La V Sezione Penale ha inoltre condannato Sallusti alla rifusione delle spese processuali, a risarcire la parte civile e a pagare 4.500 euro di spese per il giudizio innanzi alla Suprema Corte.  La decisione su dove e come il giornalista dovrà scontare la pena, passa nelle competenze della magistratura di Sorveglianza di Milano.Al Tribunale di Sorveglianza i legali di Sallusti potranno chiedere le misure alternative al carcere.
Ci sarà, invece, un nuovo processo per il cronista Andrea Monticone imputato insieme a Sallusti.

«Un’intimidazione a mezzo sentenza, un’intimidazione a tutti i giornalisti». E’ questo il commento di Enzo Iacopino, presidente del Consiglio nazionale dell’Ordine dei giornalisti. “Le norme sosterranno pure la decisione – osserva Iacopino – ma la conseguenza è devastante per la libertà di stampa. Ogni organo di informazione vivrà questa decisione come una intimidazione. E il costo maggiore lo pagheranno i cittadini che avranno una informazione ancora meno libera».

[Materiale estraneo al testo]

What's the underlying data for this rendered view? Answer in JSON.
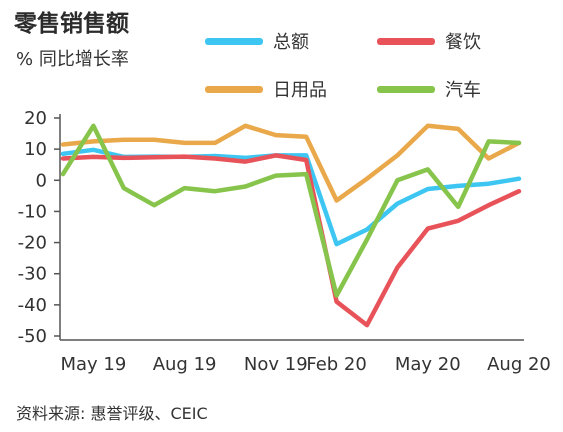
{
  "title": "零售销售额",
  "subtitle": "% 同比增长率",
  "source": "资料来源: 惠誉评级、CEIC",
  "chart_data": {
    "type": "line",
    "x": [
      "2019-04",
      "2019-05",
      "2019-06",
      "2019-07",
      "2019-08",
      "2019-09",
      "2019-10",
      "2019-11",
      "2019-12",
      "2020-02",
      "2020-03",
      "2020-04",
      "2020-05",
      "2020-06",
      "2020-07",
      "2020-08"
    ],
    "xticks": [
      "May 19",
      "Aug 19",
      "Nov 19",
      "Feb 20",
      "May 20",
      "Aug 20"
    ],
    "ylim": [
      -50,
      20
    ],
    "yticks": [
      20,
      10,
      0,
      -10,
      -20,
      -30,
      -40,
      -50
    ],
    "grid": false,
    "series": [
      {
        "name": "总额",
        "color": "#3ec6f2",
        "values": [
          8.5,
          9.8,
          7.5,
          7.6,
          7.5,
          7.8,
          7.2,
          8.0,
          8.0,
          -20.5,
          -15.8,
          -7.5,
          -2.8,
          -1.8,
          -1.1,
          0.5
        ]
      },
      {
        "name": "餐饮",
        "color": "#e8535a",
        "values": [
          7.0,
          7.5,
          7.2,
          7.4,
          7.6,
          7.0,
          6.0,
          8.0,
          6.5,
          -39.0,
          -46.5,
          -28.0,
          -15.5,
          -13.0,
          -8.0,
          -3.5
        ]
      },
      {
        "name": "日用品",
        "color": "#e9a84a",
        "values": [
          11.5,
          12.5,
          13.0,
          13.0,
          12.0,
          12.0,
          17.5,
          14.5,
          14.0,
          -6.5,
          0.5,
          8.0,
          17.5,
          16.5,
          7.0,
          12.0
        ]
      },
      {
        "name": "汽车",
        "color": "#86c44b",
        "values": [
          2.0,
          17.5,
          -2.5,
          -8.0,
          -2.5,
          -3.5,
          -2.0,
          1.5,
          2.0,
          -37.0,
          -19.0,
          0.0,
          3.5,
          -8.5,
          12.5,
          12.0
        ]
      }
    ]
  }
}
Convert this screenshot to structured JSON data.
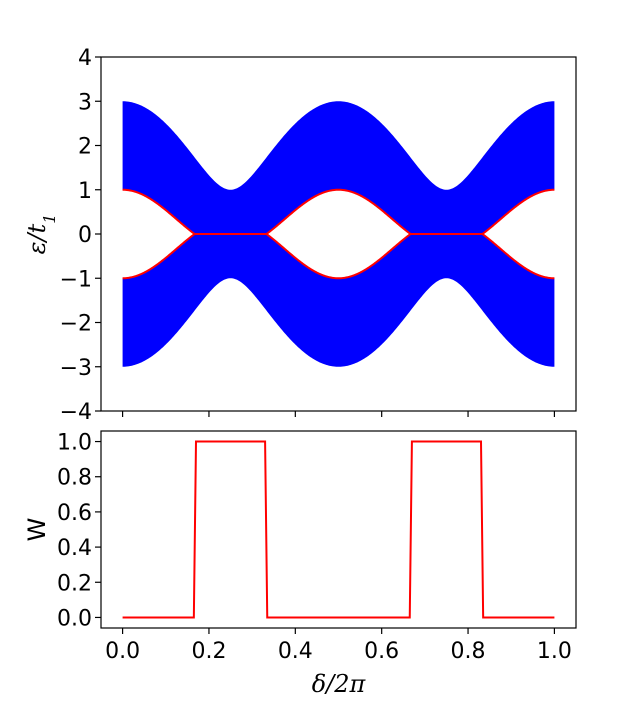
{
  "chart_data": [
    {
      "type": "area",
      "panel": "top",
      "ylabel": "ε/t₁",
      "ylabel_parts": {
        "main": "ε/t",
        "sub": "1"
      },
      "xlim": [
        -0.05,
        1.05
      ],
      "ylim": [
        -4,
        4
      ],
      "yticks": [
        4,
        3,
        2,
        1,
        0,
        -1,
        -2,
        -3,
        -4
      ],
      "ytick_labels": [
        "4",
        "3",
        "2",
        "1",
        "0",
        "−1",
        "−2",
        "−3",
        "−4"
      ],
      "xticks": [
        0.0,
        0.2,
        0.4,
        0.6,
        0.8,
        1.0
      ],
      "xtick_labels_shown": false,
      "band_color": "#0000ff",
      "edge_state_color": "#ff0000",
      "series": [],
      "bands_description_points": {
        "outer_band_top": [
          [
            0.0,
            3.0
          ],
          [
            0.25,
            1.0
          ],
          [
            0.5,
            3.0
          ],
          [
            0.75,
            1.0
          ],
          [
            1.0,
            3.0
          ]
        ],
        "inner_band_top": [
          [
            0.0,
            1.0
          ],
          [
            0.167,
            0.0
          ],
          [
            0.333,
            0.0
          ],
          [
            0.5,
            1.0
          ],
          [
            0.667,
            0.0
          ],
          [
            0.833,
            0.0
          ],
          [
            1.0,
            1.0
          ]
        ],
        "inner_band_bottom": [
          [
            0.0,
            -1.0
          ],
          [
            0.167,
            0.0
          ],
          [
            0.333,
            0.0
          ],
          [
            0.5,
            -1.0
          ],
          [
            0.667,
            0.0
          ],
          [
            0.833,
            0.0
          ],
          [
            1.0,
            -1.0
          ]
        ],
        "outer_band_bottom": [
          [
            0.0,
            -3.0
          ],
          [
            0.25,
            -1.0
          ],
          [
            0.5,
            -3.0
          ],
          [
            0.75,
            -1.0
          ],
          [
            1.0,
            -3.0
          ]
        ]
      }
    },
    {
      "type": "line",
      "panel": "bottom",
      "xlabel": "δ/2π",
      "ylabel": "W",
      "xlim": [
        -0.05,
        1.05
      ],
      "ylim": [
        -0.06,
        1.06
      ],
      "yticks": [
        1.0,
        0.8,
        0.6,
        0.4,
        0.2,
        0.0
      ],
      "ytick_labels": [
        "1.0",
        "0.8",
        "0.6",
        "0.4",
        "0.2",
        "0.0"
      ],
      "xticks": [
        0.0,
        0.2,
        0.4,
        0.6,
        0.8,
        1.0
      ],
      "xtick_labels": [
        "0.0",
        "0.2",
        "0.4",
        "0.6",
        "0.8",
        "1.0"
      ],
      "line_color": "#ff0000",
      "x": [
        0.0,
        0.165,
        0.17,
        0.33,
        0.335,
        0.665,
        0.67,
        0.83,
        0.835,
        1.0
      ],
      "y": [
        0.0,
        0.0,
        1.0,
        1.0,
        0.0,
        0.0,
        1.0,
        1.0,
        0.0,
        0.0
      ]
    }
  ]
}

«Mai avremmo immaginato di vedere che in Italia, Paese che continua a vantarsi di essere la culla del diritto, si va in galera per una opinione che l’interessato nega perfino di aver espresso – attacca Iacopino -. E resta quella domanda: come è possibile che per lo stesso reato si passi da 5.000 euro di multa a 14 mesi carcere in due gradi di giudizio? La Corte Costituzionale ha scritto che la libertà di informazione è ‘la pietra angolarè del nostro sistema democratico. Da oggi si sentono preoccupanti scricchiolii».
Il direttore del Giornale si dice pronto di andare in carcere. «Mi rifiuto di essere rieducato da qualcuno, credo che l’affidamento deve avvenire per qualcuno che spaccia droga magari anche per qualche politico che ruba». Lo ha detto il direttore del Giornale Alesandro Sallusti in un’intervista a Pomeriggio 5, spiegando di non avere intenzione di chiedere l’affidamento ai servizi sociali.